To those who have come to know him as the “singing policeman,”—the New York City cop who helped bring the country an uplifting spirit of promise and hope after the September 11th terrorist attacks with his stirring rendition of “God Bless America”—it is no surprise that Daniel Rodriguez is known as America’s Beloved Tenor.
At 16, he presented his first recital at Carnegie Hall; at 17, he was billed as the “17-year-old Baritone.” Then, at age 19, he put music aside to raise his family, going to work to make ends meet. He worked at the post office, and then as a police officer in the New York City Police Department. It was in uniform that local New York audiences began to discover his voice and his passion for the music he sang.

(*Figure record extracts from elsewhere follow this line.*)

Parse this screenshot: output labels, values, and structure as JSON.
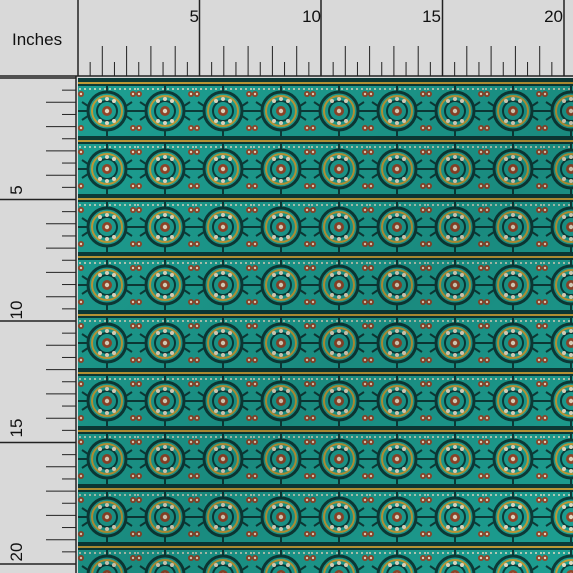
{
  "ruler": {
    "unit_label": "Inches",
    "top_labels": [
      "5",
      "10",
      "15",
      "20"
    ],
    "left_labels": [
      "5",
      "10",
      "15",
      "20"
    ]
  },
  "fabric": {
    "pattern": "ethnic-medallion-stripe",
    "colors": {
      "base": "#1fa89a",
      "dark": "#0d3f3c",
      "teal_light": "#38c2b2",
      "gold": "#c9a33a",
      "rust": "#9c4a2c",
      "cream": "#efe7cf"
    }
  }
}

Before the events of 9/11, he was already quite well known around New York City as he had sung in "Broadway on Broadway," in local opera and musical theater productions. As an “official singer” for the NYPD Ceremonial Unit, he sang at many functions, and later, at memorials in the aftermath of the September 11th attacks.

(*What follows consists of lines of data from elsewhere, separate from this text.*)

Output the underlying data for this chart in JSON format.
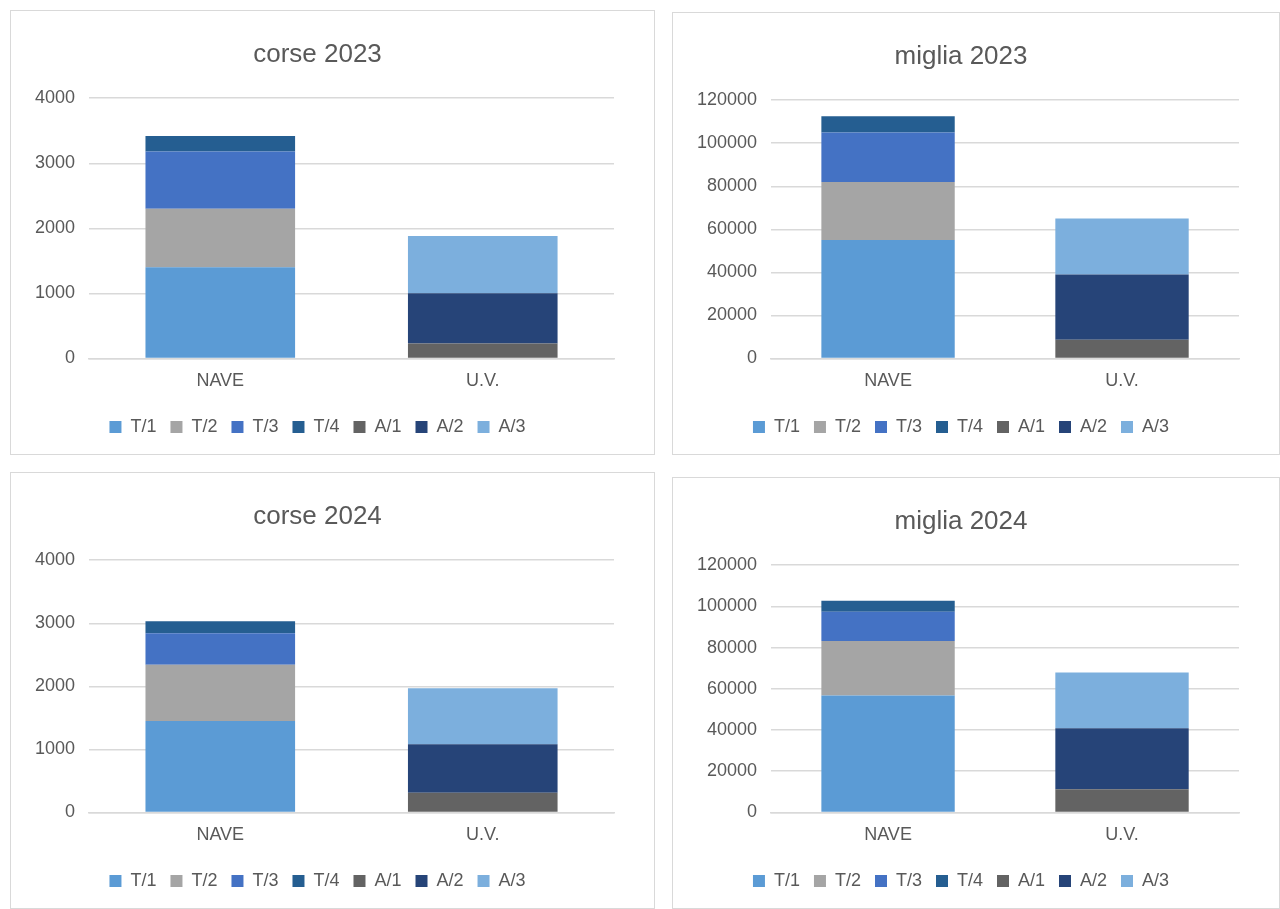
{
  "chart_data": [
    {
      "type": "bar",
      "title": "corse 2023",
      "categories": [
        "NAVE",
        "U.V."
      ],
      "stacked": true,
      "ylim": [
        0,
        4000
      ],
      "yticks": [
        0,
        1000,
        2000,
        3000,
        4000
      ],
      "grid": "y",
      "legend": "bottom",
      "series": [
        {
          "name": "T/1",
          "color": "#5b9bd5",
          "values": [
            1400,
            null
          ]
        },
        {
          "name": "T/2",
          "color": "#a5a5a5",
          "values": [
            900,
            null
          ]
        },
        {
          "name": "T/3",
          "color": "#4472c4",
          "values": [
            880,
            null
          ]
        },
        {
          "name": "T/4",
          "color": "#255e91",
          "values": [
            240,
            null
          ]
        },
        {
          "name": "A/1",
          "color": "#636363",
          "values": [
            null,
            230
          ]
        },
        {
          "name": "A/2",
          "color": "#264478",
          "values": [
            null,
            770
          ]
        },
        {
          "name": "A/3",
          "color": "#7cafdd",
          "values": [
            null,
            880
          ]
        }
      ]
    },
    {
      "type": "bar",
      "title": "miglia 2023",
      "categories": [
        "NAVE",
        "U.V."
      ],
      "stacked": true,
      "ylim": [
        0,
        120000
      ],
      "yticks": [
        0,
        20000,
        40000,
        60000,
        80000,
        100000,
        120000
      ],
      "grid": "y",
      "legend": "bottom",
      "series": [
        {
          "name": "T/1",
          "color": "#5b9bd5",
          "values": [
            55000,
            null
          ]
        },
        {
          "name": "T/2",
          "color": "#a5a5a5",
          "values": [
            27000,
            null
          ]
        },
        {
          "name": "T/3",
          "color": "#4472c4",
          "values": [
            23000,
            null
          ]
        },
        {
          "name": "T/4",
          "color": "#255e91",
          "values": [
            7500,
            null
          ]
        },
        {
          "name": "A/1",
          "color": "#636363",
          "values": [
            null,
            8700
          ]
        },
        {
          "name": "A/2",
          "color": "#264478",
          "values": [
            null,
            30300
          ]
        },
        {
          "name": "A/3",
          "color": "#7cafdd",
          "values": [
            null,
            26000
          ]
        }
      ]
    },
    {
      "type": "bar",
      "title": "corse 2024",
      "categories": [
        "NAVE",
        "U.V."
      ],
      "stacked": true,
      "ylim": [
        0,
        4000
      ],
      "yticks": [
        0,
        1000,
        2000,
        3000,
        4000
      ],
      "grid": "y",
      "legend": "bottom",
      "series": [
        {
          "name": "T/1",
          "color": "#5b9bd5",
          "values": [
            1450,
            null
          ]
        },
        {
          "name": "T/2",
          "color": "#a5a5a5",
          "values": [
            890,
            null
          ]
        },
        {
          "name": "T/3",
          "color": "#4472c4",
          "values": [
            500,
            null
          ]
        },
        {
          "name": "T/4",
          "color": "#255e91",
          "values": [
            190,
            null
          ]
        },
        {
          "name": "A/1",
          "color": "#636363",
          "values": [
            null,
            310
          ]
        },
        {
          "name": "A/2",
          "color": "#264478",
          "values": [
            null,
            770
          ]
        },
        {
          "name": "A/3",
          "color": "#7cafdd",
          "values": [
            null,
            890
          ]
        }
      ]
    },
    {
      "type": "bar",
      "title": "miglia 2024",
      "categories": [
        "NAVE",
        "U.V."
      ],
      "stacked": true,
      "ylim": [
        0,
        120000
      ],
      "yticks": [
        0,
        20000,
        40000,
        60000,
        80000,
        100000,
        120000
      ],
      "grid": "y",
      "legend": "bottom",
      "series": [
        {
          "name": "T/1",
          "color": "#5b9bd5",
          "values": [
            56700,
            null
          ]
        },
        {
          "name": "T/2",
          "color": "#a5a5a5",
          "values": [
            26500,
            null
          ]
        },
        {
          "name": "T/3",
          "color": "#4472c4",
          "values": [
            14200,
            null
          ]
        },
        {
          "name": "T/4",
          "color": "#255e91",
          "values": [
            5400,
            null
          ]
        },
        {
          "name": "A/1",
          "color": "#636363",
          "values": [
            null,
            11200
          ]
        },
        {
          "name": "A/2",
          "color": "#264478",
          "values": [
            null,
            29700
          ]
        },
        {
          "name": "A/3",
          "color": "#7cafdd",
          "values": [
            null,
            27000
          ]
        }
      ]
    }
  ]
}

After 9/11, then-New York Mayor Rudolph Giuliani, helped set up an audition with Placido Domingo. Daniel studied with Maestro Domingo and the staff at the Young Artist Program in Washington for a year and half. Daniel's operatic debut took place in June of 2006, where he sang the role of Canio in Pagliacci with the Chelsea Opera Company in New York City. In 2007, Daniel was named for "Best Performance by a Leading Male" for the 2006-2007 season, by OperaOnline for his portrayal of Canio with Granite State Opera.
He performed at the Republican National Convention and President Bush’s “Celebration of Freedom” Inauguration concert, and on television’s “The Late Show with David Letterman,” “Larry King Live,” “Live with Regis and Kelly,” “The Tonight Show” and “Oprah,” among many other high profile events. In 2011, he performed as part of The New York Tenors in a series of concerts, and the following year sang the National Anthem for a September 11 memorial service at Pearl Harbor.
Wherever he goes, Daniel is asked about that fateful morning and how it changed his life. He was driving over the Verrazano Bridge to begin his shift with the NYPD when the first plane hit the World Trade Center. He was on the ground near the buildings when they collapsed, nearly losing his own life. Nine years later, he went back to heal himself. From this journey, Daniel has begun Find 9/12.com... the quest to rediscover the unity we experienced in the wake of the 9/11 attacks.